Given Imaging Receives FDA Clearance For Next Generation PillCam(R) SB 3

YOQNEAM, Israel, Aug. 13, 2013 (GLOBE NEWSWIRE) -- Given Imaging Ltd, (Nasdaq:GIVN), a world leader in GI medical devices and the pioneer of capsule endoscopy, today announced that the United States Food and Drug Administration (FDA) has granted 510(k) clearance for the next generation PillCam, SB 3, to detect and monitor small bowel abnormalities associated with Crohn's disease, obscure gastrointestinal (GI) bleeding and iron deficiency anemia.
PillCam SB 3

A video accompanying this release is available at http://www.globenewswire.com/newsroom/prs/?pkgid=20409

A photo accompanying this release is available at  http://www.globenewswire.com/newsroom/prs/?pkgid=20408

"With more than 2 million procedures conducted since the first generation of the product was introduced, PillCam SB has had a significant impact on patient care in the U.S. and across the globe," said Homi Shamir, President and CEO, Given Imaging. "We believe PillCam SB 3 will both enhance the clinical experience for our large base of existing U.S. customers and expand the market for this product among new physicians who have not been performing PillCam procedures."
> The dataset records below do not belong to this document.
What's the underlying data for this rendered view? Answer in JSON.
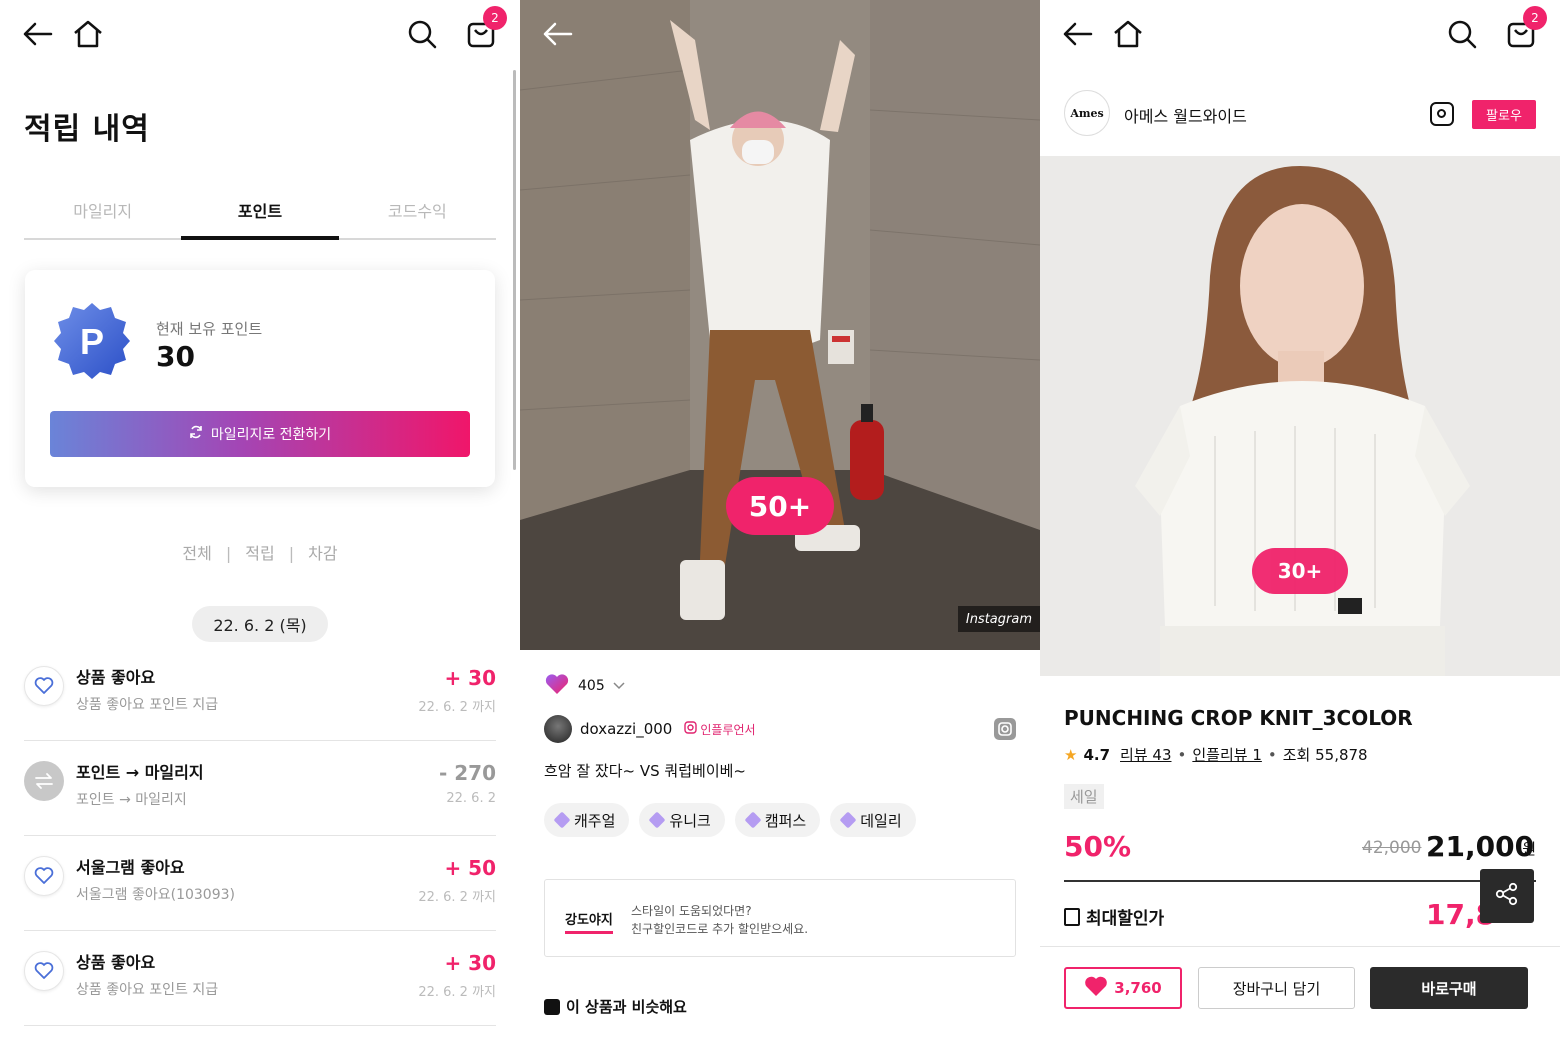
{
  "colors": {
    "accent": "#f0236b",
    "tab_active": "#111111",
    "gradient_start": "#6a84d8"
  },
  "left_screen": {
    "cart_count": "2",
    "title": "적립 내역",
    "tabs": [
      {
        "label": "마일리지",
        "active": false
      },
      {
        "label": "포인트",
        "active": true
      },
      {
        "label": "코드수익",
        "active": false
      }
    ],
    "card": {
      "badge_letter": "P",
      "label": "현재 보유 포인트",
      "value": "30",
      "convert_button": "마일리지로 전환하기"
    },
    "filters": [
      "전체",
      "적립",
      "차감"
    ],
    "filter_separator": "|",
    "date": "22. 6. 2 (목)",
    "history": [
      {
        "icon": "heart-icon",
        "title": "상품 좋아요",
        "sub": "상품 좋아요 포인트 지급",
        "amount": "+ 30",
        "expiry": "22. 6. 2 까지",
        "type": "plus"
      },
      {
        "icon": "swap-icon",
        "title": "포인트 → 마일리지",
        "sub": "포인트 → 마일리지",
        "amount": "- 270",
        "expiry": "22. 6. 2",
        "type": "minus"
      },
      {
        "icon": "heart-icon",
        "title": "서울그램 좋아요",
        "sub": "서울그램 좋아요(103093)",
        "amount": "+ 50",
        "expiry": "22. 6. 2 까지",
        "type": "plus"
      },
      {
        "icon": "heart-icon",
        "title": "상품 좋아요",
        "sub": "상품 좋아요 포인트 지급",
        "amount": "+ 30",
        "expiry": "22. 6. 2 까지",
        "type": "plus"
      }
    ]
  },
  "middle_screen": {
    "photo_count": "50+",
    "photo_source": "Instagram",
    "likes": "405",
    "author": "doxazzi_000",
    "influencer_label": "인플루언서",
    "caption": "흐암 잘 잤다~ VS 쿼럽베이베~",
    "tags": [
      "캐주얼",
      "유니크",
      "캠퍼스",
      "데일리"
    ],
    "promo": {
      "code": "강도야지",
      "line1": "스타일이 도움되었다면?",
      "line2": "친구할인코드로 추가 할인받으세요."
    },
    "similar_heading": "이 상품과 비슷해요"
  },
  "right_screen": {
    "cart_count": "2",
    "brand_logo_text": "Ames",
    "brand_name": "아메스 월드와이드",
    "follow_label": "팔로우",
    "photo_count": "30+",
    "product_name": "PUNCHING CROP KNIT_3COLOR",
    "rating": "4.7",
    "reviews": "리뷰 43",
    "influencer_reviews": "인플리뷰 1",
    "views": "조회 55,878",
    "sale_tag": "세일",
    "discount": "50%",
    "original_price": "42,000",
    "price": "21,000",
    "currency": "원",
    "max_discount_label": "최대할인가",
    "max_discount_price": "17,8",
    "like_count": "3,760",
    "cart_button": "장바구니 담기",
    "buy_button": "바로구매"
  }
}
The PillCam SB 3 system combines a 30% improvement in image resolution with adaptive frame rate technology to deliver more detailed small bowel images and coverage. In addition, PillCam SB 3's video processing engine has been significantly improved.  Proprietary algorithms in the system's new software enable even smarter video compilation that is 40% more efficient than PillCam SB 2.

"Patients with complicated diseases involving the small bowel, such as Crohn's disease, often struggle to comprehend what is happening inside their bodies and how it can be better managed," said Felice H. Schnoll-Sussman, M.D., Director, Jay Monahan Center for Gastrointestinal Health, New York-Presbyterian Weill Cornell Medical Center.  "The improved image resolution and overall efficiency of the PillCam SB 3 system in capturing and analyzing images of the small bowel has potential to have a meaningful impact on patient care."